Я прижалась лбом к его лбу.
— Очаровательно, но бесполезно, — послышался голос головы, — не знаю, на что вы рассчитывали, обмениваясь секретами, но никакие потайные двери это вам не откроет.
Мы решили снова осмотреть стены. Быть может, мы пропустили подсказку, трещину, что угодно. Потом осмотрели землю. Ничего. Потом я залезла Эду на плечи, и осмотрела все сверху. Никаких зацепок.
— Голова хочет нам помочь, — повторял Эд, — помочь…
— Ты все еще в этом уверен?
— Уверен. Полностью уверен. Я чувствую, мы должны что-то сделать. Мы же ненастоящие. Здесь все ненастоящее.
— Да, мы с тобой лишь души.
— Души, — повторил Эд, — а души же свободны, мы должны освободиться, забыться… все что угодно.
— Танец! — воскликнула я.
— Танец?
— Он стирает все границы…
Эд задумался.
— Ну давай попробуем.
Мы встали рядом. Я положила руку ему на плечо, Эд мне на спину.
— Танцы?! — послышался смех головы, — я вам даже музыку найду!

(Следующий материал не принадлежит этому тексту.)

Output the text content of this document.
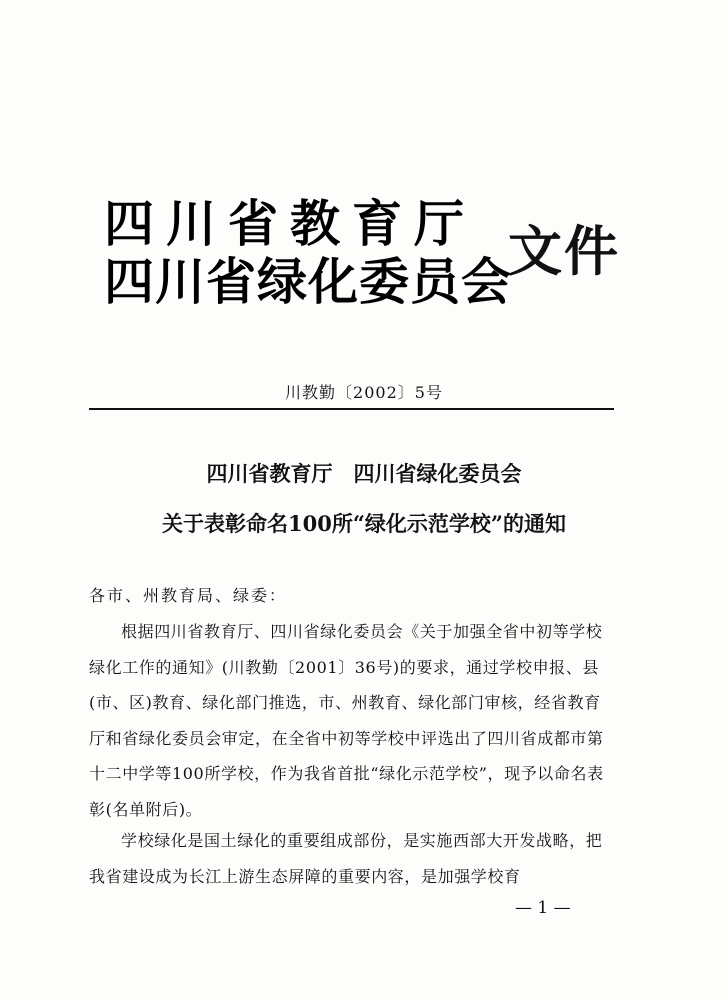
四川省教育厅
四川省绿化委员会
文件
川教勤〔2002〕5号
四川省教育厅　四川省绿化委员会
关于表彰命名100所“绿化示范学校”的通知
各市、州教育局、绿委：
根据四川省教育厅、四川省绿化委员会《关于加强全省中初等学校绿化工作的通知》(川教勤〔2001〕36号)的要求，通过学校申报、县(市、区)教育、绿化部门推选，市、州教育、绿化部门审核，经省教育厅和省绿化委员会审定，在全省中初等学校中评选出了四川省成都市第十二中学等100所学校，作为我省首批“绿化示范学校”，现予以命名表彰(名单附后)。
学校绿化是国土绿化的重要组成部份，是实施西部大开发战略，把我省建设成为长江上游生态屏障的重要内容，是加强学校育
— 1 —
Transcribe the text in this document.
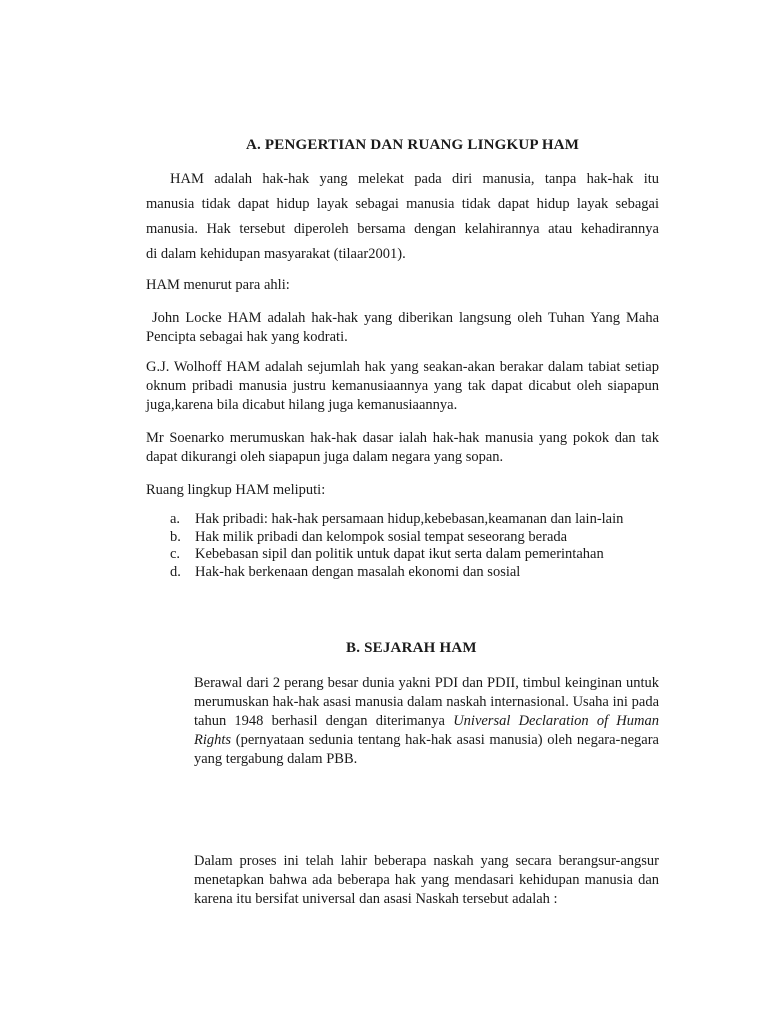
A. PENGERTIAN DAN RUANG LINGKUP HAM
HAM adalah hak-hak yang melekat pada diri manusia, tanpa hak-hak itu
manusia tidak dapat hidup layak sebagai manusia tidak dapat hidup layak sebagai
manusia. Hak tersebut diperoleh bersama dengan kelahirannya atau kehadirannya
di dalam kehidupan masyarakat (tilaar2001).
HAM menurut para ahli:
John Locke HAM adalah hak-hak yang diberikan langsung oleh Tuhan Yang Maha Pencipta sebagai hak yang kodrati.
G.J. Wolhoff HAM adalah sejumlah hak yang seakan-akan berakar dalam tabiat setiap oknum pribadi manusia justru kemanusiaannya yang tak dapat dicabut oleh siapapun juga,karena bila dicabut hilang juga kemanusiaannya.
Mr Soenarko merumuskan hak-hak dasar ialah hak-hak manusia yang pokok dan tak dapat dikurangi oleh siapapun juga dalam negara yang sopan.
Ruang lingkup HAM meliputi:
a. Hak pribadi: hak-hak persamaan hidup,kebebasan,keamanan dan lain-lain
b. Hak milik pribadi dan kelompok sosial tempat seseorang berada
c. Kebebasan sipil dan politik untuk dapat ikut serta dalam pemerintahan
d. Hak-hak berkenaan dengan masalah ekonomi dan sosial
B. SEJARAH HAM
Berawal dari 2 perang besar dunia yakni PDI dan PDII, timbul keinginan untuk merumuskan hak-hak asasi manusia dalam naskah internasional. Usaha ini pada tahun 1948 berhasil dengan diterimanya Universal Declaration of Human Rights (pernyataan sedunia tentang hak-hak asasi manusia) oleh negara-negara yang tergabung dalam PBB.
Dalam proses ini telah lahir beberapa naskah yang secara berangsur-angsur menetapkan bahwa ada beberapa hak yang mendasari kehidupan manusia dan karena itu bersifat universal dan asasi Naskah tersebut adalah :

И заиграла музыка. Очень красивая музыка. Самая красивая на свете. Нежная и быстрая. Мы одновременно улыбнулись друг другу и начали. Сначала медленно, точно вспоминая забытые движения, потом быстрее. Раз-два-три, раз-два-три, раз… И мы закружились в вальсе. Кружились по всей пещере, уносимые в другую реальность. Мы чувствовали, как пещера исчезла, исчезло все, весь мир. Были лишь мы. В невесомости. В полете. Я смотрела на Эда, и видела лишь его. Его хитрые глаза, его улыбку, его кудри, падающие на лоб. И я знала, что Эд видит только меня. Пещера исчезла, но мы даже не обратили на это внимание. Мы парили. Мы жили этим танцем. А потом все резко закончилось.
— Донна! Очнись же!
— Донна!
— Очнись, не думай умирать!
— Просыпайся!
Я резко села. Голова стучала. Осмотрелась. Перед глазами мельтешили Юлий и Гнея.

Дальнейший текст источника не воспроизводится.